Skip to content

Choosing data structures

The data structure you choose shapes your code in fundamental ways. It affects readability, correctness, and performance. This discussion explores the trade-offs between Python's built-in data structures and helps you develop intuition for making the right choice.

Understanding the trade-offs

Every data structure makes trade-offs. There is no single "best" structure — only the best structure for a given situation. The key dimensions to consider are:

  • Ordered versus unordered — does the position of items matter?
  • Mutable versus immutable — do you need to change the collection after creating it?
  • Unique versus duplicate — should the collection allow repeated items?
  • Index-based versus key-based — how will you access the data?

Lists

Lists are the workhorse of Python.
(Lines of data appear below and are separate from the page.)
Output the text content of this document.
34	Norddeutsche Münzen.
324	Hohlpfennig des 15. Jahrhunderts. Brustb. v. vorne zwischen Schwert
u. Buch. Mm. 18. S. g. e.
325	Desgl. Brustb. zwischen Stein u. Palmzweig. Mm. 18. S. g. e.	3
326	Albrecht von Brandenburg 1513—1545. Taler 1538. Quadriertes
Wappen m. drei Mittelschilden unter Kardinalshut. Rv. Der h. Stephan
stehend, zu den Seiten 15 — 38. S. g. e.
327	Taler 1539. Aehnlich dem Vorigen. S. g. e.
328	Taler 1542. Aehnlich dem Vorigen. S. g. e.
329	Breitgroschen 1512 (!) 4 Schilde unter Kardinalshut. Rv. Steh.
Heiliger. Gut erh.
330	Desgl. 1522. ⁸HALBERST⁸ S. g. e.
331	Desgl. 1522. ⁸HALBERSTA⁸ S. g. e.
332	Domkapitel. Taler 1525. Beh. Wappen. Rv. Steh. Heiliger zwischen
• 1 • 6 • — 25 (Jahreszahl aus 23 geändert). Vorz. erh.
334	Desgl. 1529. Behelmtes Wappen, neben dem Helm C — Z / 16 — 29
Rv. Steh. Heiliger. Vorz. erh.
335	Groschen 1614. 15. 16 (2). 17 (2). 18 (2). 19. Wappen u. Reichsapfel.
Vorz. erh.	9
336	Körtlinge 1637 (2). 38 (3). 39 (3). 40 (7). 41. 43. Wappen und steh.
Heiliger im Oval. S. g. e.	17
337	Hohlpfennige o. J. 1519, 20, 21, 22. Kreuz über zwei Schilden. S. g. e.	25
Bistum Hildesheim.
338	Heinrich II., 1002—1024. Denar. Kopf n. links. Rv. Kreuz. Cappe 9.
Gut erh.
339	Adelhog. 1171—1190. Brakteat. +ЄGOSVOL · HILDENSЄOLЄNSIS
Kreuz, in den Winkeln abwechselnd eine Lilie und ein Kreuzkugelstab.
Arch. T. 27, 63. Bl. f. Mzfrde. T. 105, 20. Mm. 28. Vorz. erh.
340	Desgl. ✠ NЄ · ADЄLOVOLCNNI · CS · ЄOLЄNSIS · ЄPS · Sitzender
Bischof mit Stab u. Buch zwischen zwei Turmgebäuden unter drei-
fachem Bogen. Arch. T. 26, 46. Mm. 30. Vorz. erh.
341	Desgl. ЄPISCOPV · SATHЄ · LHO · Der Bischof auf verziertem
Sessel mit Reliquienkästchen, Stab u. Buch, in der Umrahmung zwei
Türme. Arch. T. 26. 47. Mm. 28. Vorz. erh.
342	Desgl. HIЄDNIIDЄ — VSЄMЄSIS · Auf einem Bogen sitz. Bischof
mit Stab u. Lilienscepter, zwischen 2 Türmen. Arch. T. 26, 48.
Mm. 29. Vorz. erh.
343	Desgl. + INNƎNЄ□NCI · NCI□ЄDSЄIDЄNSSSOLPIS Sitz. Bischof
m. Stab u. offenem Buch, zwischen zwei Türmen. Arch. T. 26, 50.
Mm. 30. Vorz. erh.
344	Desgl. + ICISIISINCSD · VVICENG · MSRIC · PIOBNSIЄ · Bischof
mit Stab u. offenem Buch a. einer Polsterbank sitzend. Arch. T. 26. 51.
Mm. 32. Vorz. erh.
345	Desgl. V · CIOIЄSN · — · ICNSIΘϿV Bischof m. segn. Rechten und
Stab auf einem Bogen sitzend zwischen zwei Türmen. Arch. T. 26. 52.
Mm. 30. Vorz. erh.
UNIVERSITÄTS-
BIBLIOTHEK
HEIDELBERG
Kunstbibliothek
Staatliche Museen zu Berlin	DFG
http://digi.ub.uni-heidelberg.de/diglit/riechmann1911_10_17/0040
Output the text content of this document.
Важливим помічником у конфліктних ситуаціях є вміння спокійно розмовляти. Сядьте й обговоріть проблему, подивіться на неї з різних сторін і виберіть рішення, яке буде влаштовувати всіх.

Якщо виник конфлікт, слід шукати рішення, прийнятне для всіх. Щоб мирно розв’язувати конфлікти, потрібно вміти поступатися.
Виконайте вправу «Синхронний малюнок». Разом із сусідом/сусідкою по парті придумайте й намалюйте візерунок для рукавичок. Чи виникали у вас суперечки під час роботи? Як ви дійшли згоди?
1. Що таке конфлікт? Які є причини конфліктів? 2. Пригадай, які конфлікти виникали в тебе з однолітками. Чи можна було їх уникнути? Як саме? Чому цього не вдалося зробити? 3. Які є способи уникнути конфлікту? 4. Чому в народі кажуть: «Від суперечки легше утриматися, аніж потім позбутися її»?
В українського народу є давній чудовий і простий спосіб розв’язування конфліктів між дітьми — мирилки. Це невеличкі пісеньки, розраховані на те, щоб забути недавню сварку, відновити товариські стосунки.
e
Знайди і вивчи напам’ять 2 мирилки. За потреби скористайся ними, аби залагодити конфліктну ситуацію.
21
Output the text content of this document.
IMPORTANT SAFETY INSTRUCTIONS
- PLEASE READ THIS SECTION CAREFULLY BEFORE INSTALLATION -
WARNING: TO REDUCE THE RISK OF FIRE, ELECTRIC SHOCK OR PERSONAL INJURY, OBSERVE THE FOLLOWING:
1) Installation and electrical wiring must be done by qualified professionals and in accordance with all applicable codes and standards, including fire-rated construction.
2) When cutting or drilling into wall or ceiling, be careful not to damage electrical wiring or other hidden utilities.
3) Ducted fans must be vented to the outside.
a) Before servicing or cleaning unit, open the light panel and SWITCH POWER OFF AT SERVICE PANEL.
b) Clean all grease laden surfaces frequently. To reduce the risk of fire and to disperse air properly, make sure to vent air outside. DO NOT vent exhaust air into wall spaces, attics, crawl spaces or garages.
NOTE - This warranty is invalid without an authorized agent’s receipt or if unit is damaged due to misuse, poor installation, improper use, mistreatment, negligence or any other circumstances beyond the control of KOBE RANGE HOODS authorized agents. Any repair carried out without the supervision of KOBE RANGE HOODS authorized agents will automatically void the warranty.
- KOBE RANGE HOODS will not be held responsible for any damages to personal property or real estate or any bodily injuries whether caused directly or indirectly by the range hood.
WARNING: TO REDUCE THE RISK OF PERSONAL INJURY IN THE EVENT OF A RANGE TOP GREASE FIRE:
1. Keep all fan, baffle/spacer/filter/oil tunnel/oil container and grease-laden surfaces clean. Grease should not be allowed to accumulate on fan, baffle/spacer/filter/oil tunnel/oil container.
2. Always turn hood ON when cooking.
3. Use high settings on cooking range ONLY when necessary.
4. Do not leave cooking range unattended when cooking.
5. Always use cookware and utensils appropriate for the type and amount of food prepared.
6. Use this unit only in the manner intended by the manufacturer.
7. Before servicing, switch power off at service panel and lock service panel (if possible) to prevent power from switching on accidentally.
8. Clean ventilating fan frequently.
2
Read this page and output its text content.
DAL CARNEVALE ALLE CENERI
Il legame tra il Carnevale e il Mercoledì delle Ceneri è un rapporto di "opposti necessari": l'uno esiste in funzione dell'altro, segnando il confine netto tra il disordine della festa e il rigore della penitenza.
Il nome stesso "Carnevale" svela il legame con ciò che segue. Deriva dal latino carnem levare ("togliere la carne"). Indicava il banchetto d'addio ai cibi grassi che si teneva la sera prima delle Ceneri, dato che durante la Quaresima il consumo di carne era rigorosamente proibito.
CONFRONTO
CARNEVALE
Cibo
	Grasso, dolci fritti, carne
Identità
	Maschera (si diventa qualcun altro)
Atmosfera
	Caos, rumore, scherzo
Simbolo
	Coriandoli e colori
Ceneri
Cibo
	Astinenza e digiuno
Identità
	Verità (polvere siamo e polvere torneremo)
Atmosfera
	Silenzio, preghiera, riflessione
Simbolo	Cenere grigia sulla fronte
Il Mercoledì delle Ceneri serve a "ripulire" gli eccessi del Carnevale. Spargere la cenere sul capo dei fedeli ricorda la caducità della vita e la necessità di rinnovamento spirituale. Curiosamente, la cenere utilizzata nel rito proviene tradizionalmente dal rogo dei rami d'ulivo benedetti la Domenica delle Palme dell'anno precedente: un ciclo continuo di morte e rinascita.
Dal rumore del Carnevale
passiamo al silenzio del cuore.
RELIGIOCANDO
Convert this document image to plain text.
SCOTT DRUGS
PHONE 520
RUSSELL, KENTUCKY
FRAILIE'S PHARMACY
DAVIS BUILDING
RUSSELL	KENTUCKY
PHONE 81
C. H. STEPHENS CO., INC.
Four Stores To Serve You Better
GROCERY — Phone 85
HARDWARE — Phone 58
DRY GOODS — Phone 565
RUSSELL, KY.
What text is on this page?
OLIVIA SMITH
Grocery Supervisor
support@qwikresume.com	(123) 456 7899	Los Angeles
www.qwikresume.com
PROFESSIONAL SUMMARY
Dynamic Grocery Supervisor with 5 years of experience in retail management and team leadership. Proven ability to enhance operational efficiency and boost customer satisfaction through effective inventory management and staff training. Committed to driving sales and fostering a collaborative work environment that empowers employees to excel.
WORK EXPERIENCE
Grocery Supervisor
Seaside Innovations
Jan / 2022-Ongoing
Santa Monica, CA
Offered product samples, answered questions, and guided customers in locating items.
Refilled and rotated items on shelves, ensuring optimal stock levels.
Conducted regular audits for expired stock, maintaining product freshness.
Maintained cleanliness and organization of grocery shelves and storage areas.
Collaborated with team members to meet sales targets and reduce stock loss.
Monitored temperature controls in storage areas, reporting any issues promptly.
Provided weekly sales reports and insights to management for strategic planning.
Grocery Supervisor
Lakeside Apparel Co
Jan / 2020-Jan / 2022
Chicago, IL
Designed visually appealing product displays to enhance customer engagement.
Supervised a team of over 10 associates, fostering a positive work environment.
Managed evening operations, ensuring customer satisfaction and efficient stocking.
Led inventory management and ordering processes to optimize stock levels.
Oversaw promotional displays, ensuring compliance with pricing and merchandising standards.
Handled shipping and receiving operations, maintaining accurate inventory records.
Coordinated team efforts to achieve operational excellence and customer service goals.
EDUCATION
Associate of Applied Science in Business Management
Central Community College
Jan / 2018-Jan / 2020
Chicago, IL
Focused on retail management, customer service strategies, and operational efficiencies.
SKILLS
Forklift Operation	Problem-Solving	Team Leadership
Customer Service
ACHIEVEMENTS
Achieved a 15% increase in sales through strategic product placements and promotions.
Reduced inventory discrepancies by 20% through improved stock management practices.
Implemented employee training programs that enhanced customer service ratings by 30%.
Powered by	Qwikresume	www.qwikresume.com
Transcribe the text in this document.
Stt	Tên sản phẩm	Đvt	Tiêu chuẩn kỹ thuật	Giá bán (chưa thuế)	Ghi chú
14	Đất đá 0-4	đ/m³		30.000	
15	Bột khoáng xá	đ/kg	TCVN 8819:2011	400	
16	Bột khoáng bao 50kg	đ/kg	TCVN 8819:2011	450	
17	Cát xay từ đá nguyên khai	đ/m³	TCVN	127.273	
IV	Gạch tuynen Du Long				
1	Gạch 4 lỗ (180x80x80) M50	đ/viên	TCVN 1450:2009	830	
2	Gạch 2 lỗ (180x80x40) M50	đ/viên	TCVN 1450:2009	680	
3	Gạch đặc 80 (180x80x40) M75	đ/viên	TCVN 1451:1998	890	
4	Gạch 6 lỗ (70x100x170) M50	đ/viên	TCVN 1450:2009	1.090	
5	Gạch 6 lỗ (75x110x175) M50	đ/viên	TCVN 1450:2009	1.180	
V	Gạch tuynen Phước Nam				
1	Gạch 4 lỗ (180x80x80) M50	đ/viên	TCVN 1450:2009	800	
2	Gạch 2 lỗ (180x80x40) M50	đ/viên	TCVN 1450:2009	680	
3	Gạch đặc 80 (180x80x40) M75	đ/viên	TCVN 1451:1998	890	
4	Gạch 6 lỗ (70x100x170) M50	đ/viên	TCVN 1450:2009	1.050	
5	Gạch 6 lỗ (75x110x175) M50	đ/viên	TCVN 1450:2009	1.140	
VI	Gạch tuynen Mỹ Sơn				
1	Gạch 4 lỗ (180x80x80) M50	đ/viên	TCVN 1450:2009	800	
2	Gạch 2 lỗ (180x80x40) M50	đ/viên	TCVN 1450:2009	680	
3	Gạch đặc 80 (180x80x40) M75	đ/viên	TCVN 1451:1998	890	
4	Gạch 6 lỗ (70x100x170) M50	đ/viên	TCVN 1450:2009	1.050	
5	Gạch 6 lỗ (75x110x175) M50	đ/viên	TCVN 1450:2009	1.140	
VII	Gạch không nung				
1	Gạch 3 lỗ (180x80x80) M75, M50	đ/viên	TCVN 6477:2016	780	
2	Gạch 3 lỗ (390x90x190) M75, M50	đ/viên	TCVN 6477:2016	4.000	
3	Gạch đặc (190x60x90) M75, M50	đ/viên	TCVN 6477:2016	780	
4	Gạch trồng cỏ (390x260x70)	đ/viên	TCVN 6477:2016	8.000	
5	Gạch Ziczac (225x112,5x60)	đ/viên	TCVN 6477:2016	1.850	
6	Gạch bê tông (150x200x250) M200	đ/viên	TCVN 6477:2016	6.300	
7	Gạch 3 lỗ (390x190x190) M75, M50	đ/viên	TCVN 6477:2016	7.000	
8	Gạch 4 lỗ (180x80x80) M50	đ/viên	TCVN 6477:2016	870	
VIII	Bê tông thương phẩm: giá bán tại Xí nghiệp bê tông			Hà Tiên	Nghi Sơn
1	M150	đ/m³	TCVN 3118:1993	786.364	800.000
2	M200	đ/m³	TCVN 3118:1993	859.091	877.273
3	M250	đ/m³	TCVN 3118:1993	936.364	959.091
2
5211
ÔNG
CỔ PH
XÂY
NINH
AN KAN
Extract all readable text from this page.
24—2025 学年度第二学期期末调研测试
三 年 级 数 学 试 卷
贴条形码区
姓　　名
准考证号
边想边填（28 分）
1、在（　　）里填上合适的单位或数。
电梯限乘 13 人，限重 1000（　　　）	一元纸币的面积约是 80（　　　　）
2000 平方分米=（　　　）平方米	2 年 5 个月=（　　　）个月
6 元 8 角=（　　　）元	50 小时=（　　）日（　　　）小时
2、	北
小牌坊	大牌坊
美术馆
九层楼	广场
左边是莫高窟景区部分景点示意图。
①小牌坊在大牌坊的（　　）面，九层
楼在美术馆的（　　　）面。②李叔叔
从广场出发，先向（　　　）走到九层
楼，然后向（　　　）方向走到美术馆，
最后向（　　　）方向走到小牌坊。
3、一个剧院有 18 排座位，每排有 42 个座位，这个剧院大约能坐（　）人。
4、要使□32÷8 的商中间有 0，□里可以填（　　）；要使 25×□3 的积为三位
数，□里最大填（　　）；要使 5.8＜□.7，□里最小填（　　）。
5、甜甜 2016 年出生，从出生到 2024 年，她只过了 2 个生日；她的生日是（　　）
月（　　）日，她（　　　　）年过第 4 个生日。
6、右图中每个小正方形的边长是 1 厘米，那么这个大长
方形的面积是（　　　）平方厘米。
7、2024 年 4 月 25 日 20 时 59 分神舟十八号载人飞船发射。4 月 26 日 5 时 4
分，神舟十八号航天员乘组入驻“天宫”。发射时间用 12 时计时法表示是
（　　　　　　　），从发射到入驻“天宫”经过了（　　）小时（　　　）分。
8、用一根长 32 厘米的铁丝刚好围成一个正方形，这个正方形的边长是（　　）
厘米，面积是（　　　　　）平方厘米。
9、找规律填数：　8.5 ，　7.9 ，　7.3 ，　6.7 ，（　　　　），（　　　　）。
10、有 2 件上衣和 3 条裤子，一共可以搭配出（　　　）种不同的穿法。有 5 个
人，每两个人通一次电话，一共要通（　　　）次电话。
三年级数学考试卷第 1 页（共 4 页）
They are ordered, mutable, and allow duplicates.

Choose lists when:

  • You need to maintain items in a specific order
  • You access items by position (index)
  • The collection will grow or shrink over time
  • Duplicates are acceptable or even meaningful

Be cautious with lists when:

  • You frequently check whether an item exists — membership testing is O(n) because Python must scan the entire list
  • You frequently insert or remove items at the beginning — this is O(n) because all other items must shift
  • You need key-based lookups — a dictionary is more appropriate

Tuples

Tuples are ordered and immutable. They signal that the data should not change.

Choose tuples when:

  • The collection represents a fixed record (for example, coordinates, a date, or a colour)
  • You need to use the data as a dictionary key or set member (tuples are hashable)
  • You are returning multiple values from a function
  • You want to prevent accidental modification

Consider named tuples when the tuple has more than two or three elements, so that you can access fields by name rather than by index.

Dictionaries

Dictionaries provide fast key-value lookups and preserve insertion order.

Choose dictionaries when:

  • You need to associate values with unique keys
  • You need fast lookups by key — average O(1)
  • You are counting, grouping, or categorising data
  • You are building configuration or settings objects

Be cautious with dictionaries when:

  • You only need to check membership without associated values — a set is simpler
  • You need to maintain sorted order — dictionaries preserve insertion order, not sorted order

Sets

Sets are unordered, mutable collections of unique items with fast membership testing.

Choose sets when:

  • You need to eliminate duplicates
  • You need fast membership testing — average O(1)
  • You need to perform mathematical set operations (union, intersection, difference)
  • The order of items does not matter

Be cautious with sets when:

  • You need to maintain insertion order — sets do not preserve order
  • You need to store key-value pairs — use a dictionary instead
  • Items are not hashable (for example, lists or other sets)

Combining data structures

Real-world problems often call for combinations of data structures. Here are some common patterns.

List of dictionaries

Ideal for storing a collection of records, similar to rows in a database table:

employees = [
    {"name": "Alice", "department": "Engineering"},
    {"name": "Bob", "department": "Marketing"},
]

Dictionary of lists

Useful for grouping items by category:

students_by_subject = {
    "Maths": ["Alice", "Bob", "Charlie"],
    "English": ["Diana", "Eve"],
}

Set for deduplication, list for ordering

Use a set to remove duplicates, then convert to a sorted list:

raw_data = [3, 1, 4, 1, 5, 9, 2, 6, 5]
unique_sorted = sorted(set(raw_data))

Anti-patterns

Using a list when you need a dictionary

If you find yourself searching through a list to find an item by some attribute, you probably need a dictionary:

# Inefficient — O(n) lookup each time
users = [{"id": 1, "name": "Alice"}, {"id": 2, "name": "Bob"}]
for user in users:
    if user["id"] == target_id:
        break

# Better — O(1) lookup
users = {1: {"name": "Alice"}, 2: {"name": "Bob"}}
user = users[target_id]

Using a list for membership testing

If you frequently check item in collection, use a set instead of a list:

# Slow for large collections — O(n)
allowed = ["alice", "bob", "charlie"]
if username in allowed: ...

# Fast — O(1)
allowed = {"alice", "bob", "charlie"}
if username in allowed: ...

Using a dictionary when a set would do

If your dictionary values are all True or None and you only check key membership, use a set:

# Unnecessary complexity
seen = {"alice": True, "bob": True}
if name in seen: ...

# Simpler
seen = {"alice", "bob"}
if name in seen: ...

Summary

Choosing the right data structure is about understanding your data and your access patterns. Lists are for ordered sequences, tuples for fixed records, dictionaries for key-value mappings, and sets for unique collections. When you match the structure to the problem, your code becomes clearer, more correct, and more efficient.